A Difficult Year for Employment Relations

Acas

2023 to 2024 felt like a year of conflict. From industrial disputes in the workplace to geopolitical unrest and the year of elections, few of us will have been unaffected.

While some of these challenges are resolving, conflict continues to cause deep unease and worry for many. This is certainly true in workplaces where inflationary pressures and cuts in real pay have triggered workplace disputes across the public and private sectors.

Acas holds unique insight on the world of work to offer a new UK government, which can improve workplace relations and promote economic growth.

Positive workplace relations means economic growth

Acas research shows us that still too many employers are investing in resolution only after the point where disputes have become entrenched and embittered. We want to enable an earlier focus on informal resolution for a greater positive impact on staff engagement and productivity. This is even more important given that demand for skilled labour is amongst the tightest in two decades.

This is not just a pandemic-induced blip but a longer-term trend across advanced economies that’s likely to continue as workforces age. Tightness often results in reduced income or profit, and the best way for companies to get ahead of this is to engage with staff and improve workforce relations and what matters to staff.

In April we celebrated 10 years of the early conciliation service. In that time, we have offered to help over 1.5 million employers and employees to avoid costly, and often distressing, court action. Our recent investment in the service this year has led to a reduction in the cost of cases last year by 11%. At the same time, we increased early settlement rates with a record-breaking 78% resolved before they reached an employment tribunal.

Having a positive impact on industrial relations

We are also having a significant positive impact on industrial relations. While the number of strike days fell by nearly 50% to 2 million in 2023 to 2024 compared to the 30-year high seen in 2022 to 2023, inflationary pressures and a cut in real pay have led some to exit the labour market, with over one-fifth of people of working age now economically inactive.

In this climate, we handled 618 major industrial disputes and promoted a settlement in 94% of those we conciliated in, almost half of which involved threatened or actual industrial action.

Our proven expertise – enabling early resolution of collective and individual disputes and widespread promotion of good practice – helps significantly mitigate the cost of workplace conflict, estimated at over £28.5 billion a year. According to the independent Economic Impact Assessment, the delivery of Acas services produces £12 of benefit to the UK economy for every £1 invested in Acas.

Improving workplace relations

We are on track to deliver against almost all of our ambitions in the Acas 2021 to 2025 strategy, which were identified to maximise our impact on working life.

These were: 

  • Grow our reach – we are now reaching twice as many small and medium-sized businesses, and twice as many employees
  • Resolve disputes more quickly and effectively – we are resolving more than 3 out of every 4 disputes before they reach a costly employment tribunal
  • Forge consensus on issues around the future of work – we have used our convening power to predict and respond to challenges in the world of work and tackle the big issues
  • Embrace difference, increase inclusion, create fairness – we have changed our services and ways of working to ensure they are inclusive and accessible to all who need them

Acas advice to businesses to improve organisational health

But in the year ahead, there is more we can do to invest in organisational health – which leads inextricably to enhanced performance. There are 3 questions any organisation can ask itself:

  • How well do we rally around our purpose and strategy?
  • How well do we execute our day-to-day operations and our strategy?
  • How well do we innovate and renew ourselves to meet stakeholder needs? 

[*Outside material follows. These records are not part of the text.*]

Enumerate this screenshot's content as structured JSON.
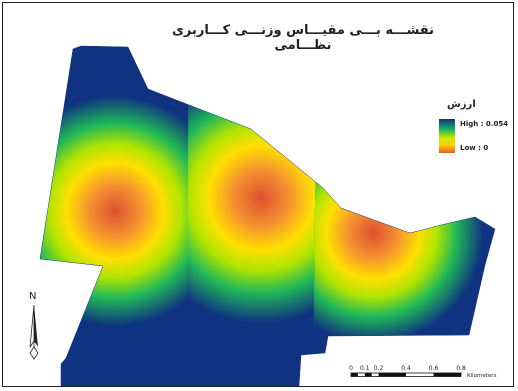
{
  "map": {
    "title": "نقشـــه بـــی مقیـــاس وزنـــی کـــاربری نظـــامی",
    "legend": {
      "title": "ارزش",
      "high_label": "High : 0.054",
      "low_label": "Low : 0",
      "high_value": 0.054,
      "low_value": 0,
      "ramp_colors": [
        "#0f3380",
        "#18b060",
        "#c8e800",
        "#ffd400",
        "#e06030"
      ]
    },
    "north_arrow": {
      "label": "N"
    },
    "scale_bar": {
      "ticks": [
        "0",
        "0.1",
        "0.2",
        "0.4",
        "0.6",
        "0.8"
      ],
      "unit": "Kilometers"
    }
  }
}
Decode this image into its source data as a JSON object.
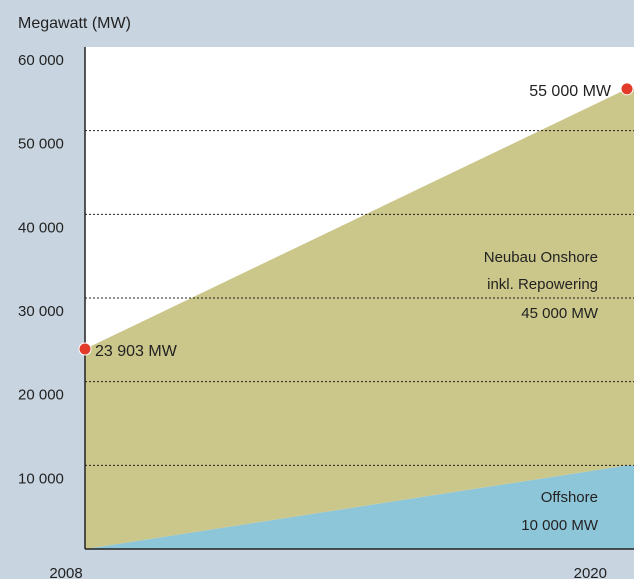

Understanding what’s good for business and good for employees lies at the heart of both effective employment relations and our social partnership approach at Acas. In the coming months, Acas will be offering a proposition on what social factors employers can measure to understand their impact on the workforce, their customers and the local and broader community; and what that means for their ability to grow and mitigate risk.

The new Labour government has committed to kickstart economic growth, with good jobs and greater levels of productivity in every part of the country. We stand ready to make a real difference, to make working life better for all, using our insights to make work pay, inform the new industrial strategy and support the government’s plans for growth.


Clare Chapman, Acas Chair

Clare Chapman became Chair of Acas in July 2020. Clare is also a non-executive director and Remuneration Chair at M&G and Co-Chair of The Purposeful Company. She was Director General of Workforce at the Department of Health, Commissioner on the Low Pay Commission and a Trustee for the Lambeth Trust and the Reconciliation Leaders Network.